Protagonisti i pescatori, visti da terra come stranieri, ombre di cui non ci si può fidare, condannati a viaggiare, che quando sono a terra corrono a puttane e a bere alla “Taverna dell’Andrea”, una “terra di mezzo” tra loro e quelli della terraferma . L’unico legame con la terra è una corda, marcia di  acqua e sale , questo mare che presto li riprenderà con sé.

“Jamin-a” racconta di una regina, una prostituta, una dea del sesso e le sue notti di passioni erotismo e sudore, sogno di ogni uomo in mare.

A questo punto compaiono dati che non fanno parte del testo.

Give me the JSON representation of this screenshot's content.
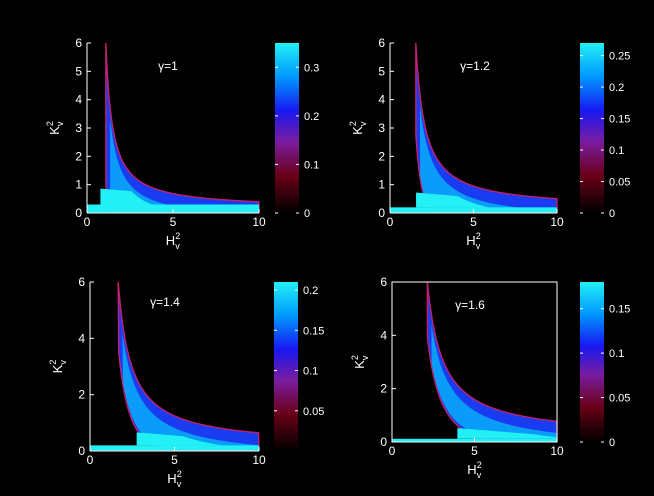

E l’erotismo ipnotico dei movimenti di Jasmin-a sono sottolineati e accompagnati dai suoni  dell’oud del bouzouki su ritmi e flauti mediorientali che scivolano e suggeriscono stanze chiuse nella penombra rifugio di uomini e donne dalll’alba dei tempi.

“Sidùn” è Sidone, città del Libano rasa al suolo dalla guerra. Una madre piange la morte del proprio figlio, e il suo dolore è quello di migliaia di altre donne e madri che in migliaia di altre guerre sono state “selvaggina” di soldati, bombe e politici, e hanno pianto la loro disperazione in migliaia di lingue diverse. Qui, unite dal dialetto genovese che con le sue asperità e la sua dolcezza misteriosa si unisce, attraverso la voce dolente di De Andrè, a tutte le altre voci, sfociando in un coro finale che è preghiera.
L’aria si fa più leggera con “Sinan Capudàn Pascià”, che accompagnata ancora da ritmiche d’oriente e di mediterraneo racconta la storia del rinnegato  marinaio genovese Cicala, che nel 1400 fu prigioniero dei turchi ma che per capriccio di fortuna ebbe la ventura di diventare Gran Visir , e per “il luccicare delle monete al sole passa a bestemmiare Maometto invece del Signore ”

“A pittima” ci accompagna negli stretti vicoli di Genova dove si aggira la sgradevole figurina esile della “Pittima”, figura appartenente alla Genova antica, specie di esattore di crediti.
La ritmica sembra voler sottolineare l’incedere incerto dell’ometto fragile e spaventato, costretto a cercare timidamente di farsi pagare. E il canto di Fabrizio de Andrè sembra provare simpatia e pietà per il protagonista della canzone.
Il ritmo si fa popolare e festoso come in un ballo in ” A Dumenega”, brano che si chiude con un bellissimo assolo alla chitarra di Mussida, (PFM) ,è la  celebrazione del giorno di festa, in cui non si lavora, in cui le puttane di Genova escono dal loro quartiere chiuso per la passeggiata “libera”, e arrivano al porto, che sa di alghe e di sale, e si mescolano con i notabili della città che gli gridano contro. Gli stessi notabili che, con i soldi provenienti dalle case chiuse pagano i lavori portuali. Ipocrisia,e la stessa ipocrisia dei benpensanti viene smentita dal finale della canzone, che rivela che tra quelle puttane c’è anche la moglie di uno dei pii cattolici a passeggio.
E si ritorna in un clima più raccolto, pensoso, intimo e sospeso come l’orizzonte in “D’a me riva” che chiude l’album. Il marinaio, il pescatore riprende il mare e si allontana. Con lui, il rumore del vento, poi il mare aperto.